Have You Ever Feared the State Will Take Your Children?

carlisle indian industrial school
The Carlisle Indian Industrial School, circa 1900.

Are you a parent? Have you ever feared that the state will take your children from you? How often do you have this fear? The answer might depend on your racial identity and how much money you make, not your parenting skills.

In the New York Times, Emma Ketteringham draws attention to the under-discussed class and race dynamics of child removal:

There is a misconception that the child-protection system is broken because child services fails to protect children from dangerous homes. That’s because the media exhaustively covers child deaths, but not the everyday tragedy of unnecessary child removals.

The problem is not that child services fails to remove enough children. It’s that the agency has not been equipped to address the daily manifestations of economic and racial inequality. Instead, it is designed to treat structural failings as the personal flaws of low-income parents.

In that framework, the answer is not affordable housing or transportation, meaningful employment, health care or access to healthy foods, as it should be. Why is the focus always on removing children to foster care and imposing parenting classes? This never-ending cycle traps generations of low-income families in a punitive system of state surveillance and foster care. Worse, it makes parents fear contacting child services when they need help caring for their children.

“Neglect” cases are often not what they look like on paper. Our clients are trying to raise their kids under tremendous economic and psychological pressures. Often they have faced significant challenges, like homelessness or incarceration. They love their children and cherish their identity as parents. But in court, they face the loss of what is most precious to them: their children.

Ketteringham is writing specifically about New York City’s system but I’m guessing her critique is more broadly applicable. I don’t know much about the foster care system but I hope you’ll indulge a few anecdotal thoughts from my own experiences in church, community, and foster care in recent years.

Alicia and I have known Christians who are fostering, Christians who are trying to get their kids back from the foster care system, and Christians who lost their kids, got them back, and are now on the other side of that awful ordeal. We also know parents who have never had their kids taken from them, but for whom the threat of it is daily background noise.

It came as a great shock to me when I realized that parents I respect live in fear of their kids being taken from them. What made it more surreal was the realization that this is normal for them. “Be careful, the state might take your kids,” is not an unimaginable foreboding; it’s a present possibility. I have lived my life as a parent without this possibility on my horizon. And it’s not because I’m a great parent.

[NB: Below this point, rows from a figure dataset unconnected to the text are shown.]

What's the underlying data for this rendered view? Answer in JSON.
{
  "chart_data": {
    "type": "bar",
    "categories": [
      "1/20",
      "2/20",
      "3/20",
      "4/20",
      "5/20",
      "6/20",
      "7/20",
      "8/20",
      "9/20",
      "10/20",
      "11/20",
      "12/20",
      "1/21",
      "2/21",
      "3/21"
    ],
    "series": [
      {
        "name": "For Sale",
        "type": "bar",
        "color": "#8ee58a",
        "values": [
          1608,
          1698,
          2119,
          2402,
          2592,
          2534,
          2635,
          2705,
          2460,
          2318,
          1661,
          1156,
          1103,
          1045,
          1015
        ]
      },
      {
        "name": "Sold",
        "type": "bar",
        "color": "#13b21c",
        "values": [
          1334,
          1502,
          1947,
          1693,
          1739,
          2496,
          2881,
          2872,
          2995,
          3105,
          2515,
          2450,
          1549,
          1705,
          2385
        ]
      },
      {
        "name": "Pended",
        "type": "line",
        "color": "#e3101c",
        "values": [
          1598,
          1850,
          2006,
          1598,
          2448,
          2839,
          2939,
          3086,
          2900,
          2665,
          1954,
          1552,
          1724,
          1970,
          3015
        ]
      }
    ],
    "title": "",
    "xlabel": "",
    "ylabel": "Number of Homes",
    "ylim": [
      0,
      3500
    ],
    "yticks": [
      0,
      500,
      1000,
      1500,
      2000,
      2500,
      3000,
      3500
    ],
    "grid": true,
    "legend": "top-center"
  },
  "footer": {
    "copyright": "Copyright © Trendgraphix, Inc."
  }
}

Beyond anecdote, something I do know a little more about is the long history of child removal among Native American children as part of the United States’ settler colonial policies of cultural genocide. See Margaret Jacobs’ great book.

Most of us want to live in a society that seeks to protect children, even to the point of involuntary removal. Yet we must be aware of the dreadful history—and present—of unjust removal. When Alicia and I became foster parents, it didn’t feel heroic. It felt more like we were implicating ourselves in something messy and morally gray. We would do our best to care for a child, but we wouldn’t know—couldn’t know—whether that child should even be with us.